Sentou-se no banco da frente, logo atrás do guarda-freio e passado pouco tempo
já estava a cabecear. Ninguém lhe roubava pelo menos cinco minutos de sono no
eléctrico. Eram estes cinco minutos, achava ela, que lhe serviam para fazer as
pazes com a vida. Abriu as portas do prédio. Um prédio antigo com grandes
portadas e umas escadas de madeira quase tão gastas quanto íngremes. Sentiu a
respiração mais forte e o coração mais vigoroso na batida. Apoiou-se no
corrimão e continuou a subir até ao terceiro andar. Cheirava a mofo na escadas.
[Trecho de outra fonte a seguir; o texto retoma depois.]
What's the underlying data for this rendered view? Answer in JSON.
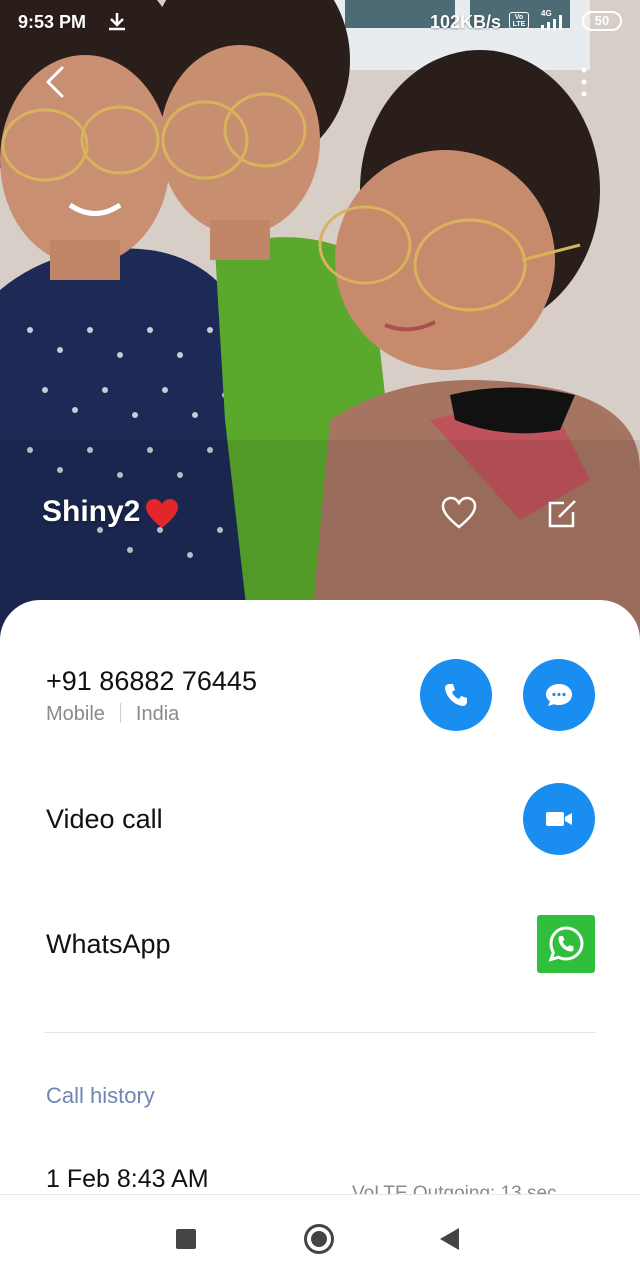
{
  "status_bar": {
    "time": "9:53 PM",
    "download_icon": "download-arrow-icon",
    "net_speed": "102KB/s",
    "volte": "Vo LTE",
    "network": "4G",
    "battery": "50"
  },
  "header": {
    "contact_name": "Shiny2",
    "name_emoji": "red-heart",
    "back_icon": "chevron-left-icon",
    "more_icon": "more-vertical-icon",
    "favorite_icon": "heart-outline-icon",
    "edit_icon": "edit-icon"
  },
  "phone": {
    "number": "+91 86882 76445",
    "type": "Mobile",
    "location": "India"
  },
  "actions": {
    "video_call_label": "Video call",
    "whatsapp_label": "WhatsApp"
  },
  "call_history": {
    "title": "Call history",
    "entries": [
      {
        "date": "1 Feb 8:43 AM",
        "detail": "VoLTE  Outgoing: 13 sec"
      }
    ]
  },
  "colors": {
    "accent": "#1a8ef0",
    "whatsapp": "#2fbf3d",
    "section_title": "#6f86b0"
  }
}
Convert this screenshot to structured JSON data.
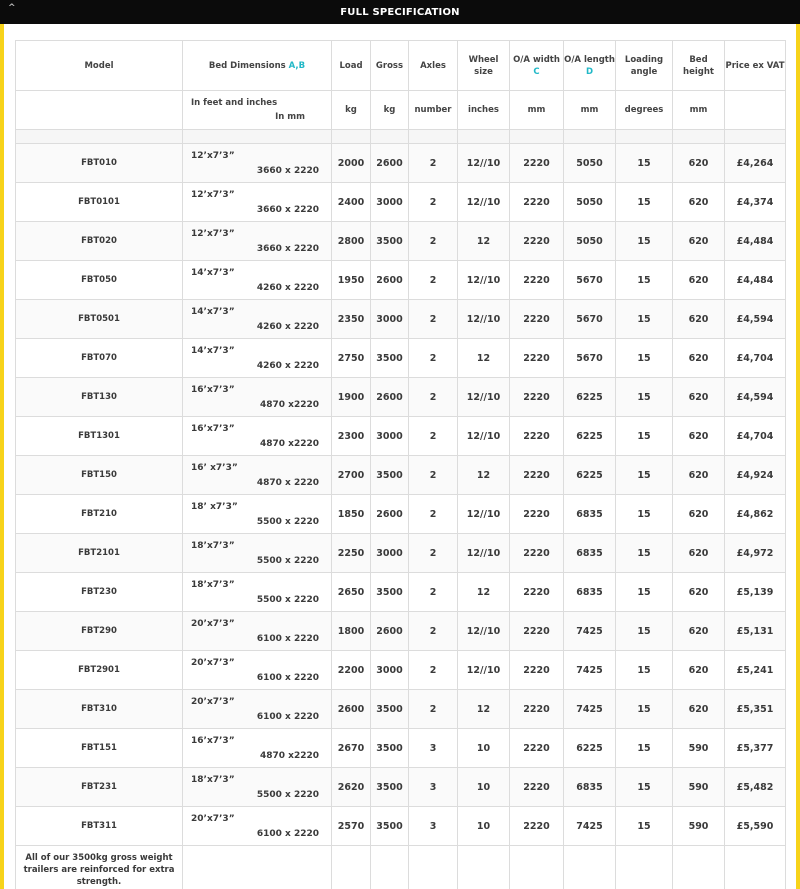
{
  "header": {
    "title": "FULL SPECIFICATION",
    "caret": "^"
  },
  "table": {
    "columns": [
      {
        "label": "Model"
      },
      {
        "label": "Bed Dimensions ",
        "suffix": "A,B"
      },
      {
        "label": "Load"
      },
      {
        "label": "Gross"
      },
      {
        "label": "Axles"
      },
      {
        "label": "Wheel size"
      },
      {
        "label": "O/A width ",
        "suffix": "C"
      },
      {
        "label": "O/A length ",
        "suffix": "D"
      },
      {
        "label": "Loading angle"
      },
      {
        "label": "Bed height"
      },
      {
        "label": "Price ex VAT"
      }
    ],
    "units": {
      "model": "",
      "dims_ft": "In feet and inches",
      "dims_mm": "In mm",
      "load": "kg",
      "gross": "kg",
      "axles": "number",
      "wheel": "inches",
      "width": "mm",
      "length": "mm",
      "angle": "degrees",
      "height": "mm",
      "price": ""
    },
    "rows": [
      {
        "model": "FBT010",
        "ft": "12’x7’3”",
        "mm": "3660 x 2220",
        "load": "2000",
        "gross": "2600",
        "axles": "2",
        "wheel": "12//10",
        "width": "2220",
        "length": "5050",
        "angle": "15",
        "height": "620",
        "price": "£4,264"
      },
      {
        "model": "FBT0101",
        "ft": "12’x7’3”",
        "mm": "3660 x 2220",
        "load": "2400",
        "gross": "3000",
        "axles": "2",
        "wheel": "12//10",
        "width": "2220",
        "length": "5050",
        "angle": "15",
        "height": "620",
        "price": "£4,374"
      },
      {
        "model": "FBT020",
        "ft": "12’x7’3”",
        "mm": "3660 x 2220",
        "load": "2800",
        "gross": "3500",
        "axles": "2",
        "wheel": "12",
        "width": "2220",
        "length": "5050",
        "angle": "15",
        "height": "620",
        "price": "£4,484"
      },
      {
        "model": "FBT050",
        "ft": "14’x7’3”",
        "mm": "4260 x 2220",
        "load": "1950",
        "gross": "2600",
        "axles": "2",
        "wheel": "12//10",
        "width": "2220",
        "length": "5670",
        "angle": "15",
        "height": "620",
        "price": "£4,484"
      },
      {
        "model": "FBT0501",
        "ft": "14’x7’3”",
        "mm": "4260 x 2220",
        "load": "2350",
        "gross": "3000",
        "axles": "2",
        "wheel": "12//10",
        "width": "2220",
        "length": "5670",
        "angle": "15",
        "height": "620",
        "price": "£4,594"
      },
      {
        "model": "FBT070",
        "ft": "14’x7’3”",
        "mm": "4260 x 2220",
        "load": "2750",
        "gross": "3500",
        "axles": "2",
        "wheel": "12",
        "width": "2220",
        "length": "5670",
        "angle": "15",
        "height": "620",
        "price": "£4,704"
      },
      {
        "model": "FBT130",
        "ft": "16’x7’3”",
        "mm": "4870 x2220",
        "load": "1900",
        "gross": "2600",
        "axles": "2",
        "wheel": "12//10",
        "width": "2220",
        "length": "6225",
        "angle": "15",
        "height": "620",
        "price": "£4,594"
      },
      {
        "model": "FBT1301",
        "ft": "16’x7’3”",
        "mm": "4870 x2220",
        "load": "2300",
        "gross": "3000",
        "axles": "2",
        "wheel": "12//10",
        "width": "2220",
        "length": "6225",
        "angle": "15",
        "height": "620",
        "price": "£4,704"
      },
      {
        "model": "FBT150",
        "ft": "16’ x7’3”",
        "mm": "4870 x 2220",
        "load": "2700",
        "gross": "3500",
        "axles": "2",
        "wheel": "12",
        "width": "2220",
        "length": "6225",
        "angle": "15",
        "height": "620",
        "price": "£4,924"
      },
      {
        "model": "FBT210",
        "ft": "18’ x7’3”",
        "mm": "5500 x 2220",
        "load": "1850",
        "gross": "2600",
        "axles": "2",
        "wheel": "12//10",
        "width": "2220",
        "length": "6835",
        "angle": "15",
        "height": "620",
        "price": "£4,862"
      },
      {
        "model": "FBT2101",
        "ft": "18’x7’3”",
        "mm": "5500 x 2220",
        "load": "2250",
        "gross": "3000",
        "axles": "2",
        "wheel": "12//10",
        "width": "2220",
        "length": "6835",
        "angle": "15",
        "height": "620",
        "price": "£4,972"
      },
      {
        "model": "FBT230",
        "ft": "18’x7’3”",
        "mm": "5500 x 2220",
        "load": "2650",
        "gross": "3500",
        "axles": "2",
        "wheel": "12",
        "width": "2220",
        "length": "6835",
        "angle": "15",
        "height": "620",
        "price": "£5,139"
      },
      {
        "model": "FBT290",
        "ft": "20’x7’3”",
        "mm": "6100 x 2220",
        "load": "1800",
        "gross": "2600",
        "axles": "2",
        "wheel": "12//10",
        "width": "2220",
        "length": "7425",
        "angle": "15",
        "height": "620",
        "price": "£5,131"
      },
      {
        "model": "FBT2901",
        "ft": "20’x7’3”",
        "mm": "6100 x 2220",
        "load": "2200",
        "gross": "3000",
        "axles": "2",
        "wheel": "12//10",
        "width": "2220",
        "length": "7425",
        "angle": "15",
        "height": "620",
        "price": "£5,241"
      },
      {
        "model": "FBT310",
        "ft": "20’x7’3”",
        "mm": "6100 x 2220",
        "load": "2600",
        "gross": "3500",
        "axles": "2",
        "wheel": "12",
        "width": "2220",
        "length": "7425",
        "angle": "15",
        "height": "620",
        "price": "£5,351"
      },
      {
        "model": "FBT151",
        "ft": "16’x7’3”",
        "mm": "4870 x2220",
        "load": "2670",
        "gross": "3500",
        "axles": "3",
        "wheel": "10",
        "width": "2220",
        "length": "6225",
        "angle": "15",
        "height": "590",
        "price": "£5,377"
      },
      {
        "model": "FBT231",
        "ft": "18’x7’3”",
        "mm": "5500 x 2220",
        "load": "2620",
        "gross": "3500",
        "axles": "3",
        "wheel": "10",
        "width": "2220",
        "length": "6835",
        "angle": "15",
        "height": "590",
        "price": "£5,482"
      },
      {
        "model": "FBT311",
        "ft": "20’x7’3”",
        "mm": "6100 x 2220",
        "load": "2570",
        "gross": "3500",
        "axles": "3",
        "wheel": "10",
        "width": "2220",
        "length": "7425",
        "angle": "15",
        "height": "590",
        "price": "£5,590"
      }
    ],
    "footnote": "All of our 3500kg gross weight trailers are reinforced for extra strength."
  },
  "colors": {
    "accent": "#f7d31a",
    "header_bg": "#0b0b0b",
    "highlight": "#21b8c7"
  }
}
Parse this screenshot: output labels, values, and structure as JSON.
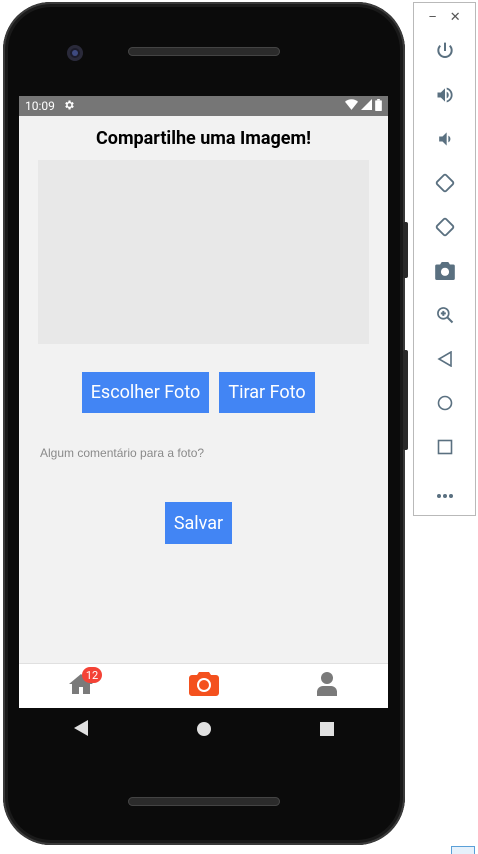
{
  "status_bar": {
    "time": "10:09"
  },
  "app": {
    "title": "Compartilhe uma Imagem!",
    "buttons": {
      "choose_photo": "Escolher Foto",
      "take_photo": "Tirar Foto",
      "save": "Salvar"
    },
    "comment_placeholder": "Algum comentário para a foto?",
    "comment_value": ""
  },
  "tab_bar": {
    "tabs": [
      {
        "icon": "home-icon",
        "badge": "12",
        "active": false
      },
      {
        "icon": "camera-icon",
        "active": true
      },
      {
        "icon": "user-icon",
        "active": false
      }
    ],
    "active_color": "#f4511e",
    "inactive_color": "#7a7a7a",
    "badge_color": "#f44336"
  },
  "nav_bar": {
    "buttons": [
      "back-icon",
      "home-circle-icon",
      "recents-icon"
    ]
  },
  "emulator_toolbar": {
    "window_controls": [
      "minimize-icon",
      "close-icon"
    ],
    "buttons": [
      "power-icon",
      "volume-up-icon",
      "volume-down-icon",
      "rotate-left-icon",
      "rotate-right-icon",
      "screenshot-icon",
      "zoom-icon",
      "back-icon",
      "home-icon",
      "overview-icon",
      "more-icon"
    ]
  },
  "colors": {
    "primary_button": "#4285f4",
    "screen_bg": "#f2f2f2",
    "image_placeholder": "#e8e8e8"
  }
}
Talvez fosse da humidade que nos dias de mais chuva escorria da clarabóia para
as paredes e que alimentava assim lentamente a degradação dos degraus de
madeira mais que centenária. O escritório que todos dias limpava, à excepção de
domingo, era de uma empresa de transportes. O senhor Antunes, o patrão velho,
era uma pessoa austera mas simpática, já o filho, o doutor Rodrigo, era arrogante
e tratava todos os empregados pouco melhor que escravos. Ainda bem que ela
quase o não via. Também quando o via, mesmo que se cruzasse com ele, nunca foi
capaz de um simples bom dia ou boa tarde, era como se ela fosse transparente,
ou tão insignificante que nem de uma simples palavra de saudação fosse
merecedora. Chegou a rogar-lhe uma praga quando o ouviu despedir aos insultos o
Américo que já lá trabalhava há mais de dez anos. Não sabia contudo se a praga
se havia consumado ou não. Não tinha tido o prazer de o ver agarrado à barriga
a uivar como os cães por querer e não conseguir aliviar a natureza. Mas deus
não dorme, era o que sempre dizia. Este era o lema que aplicava sempre que
presenciava qualquer forma de injustiça. Embora muitas vezes fosse obrigada, de
forma pouco católica, a admitir que ele pode não dormir, mas lá que anda muito
distraído, lá isso anda e ninguém tem dúvidas. Limpou tudo com o cuidado
habitual e sentou-se cinco minutos a olhar pela janela enquanto recuperava o
fôlego. Fechou a porta à chave e desceu as escadas cada vez mais íngremes.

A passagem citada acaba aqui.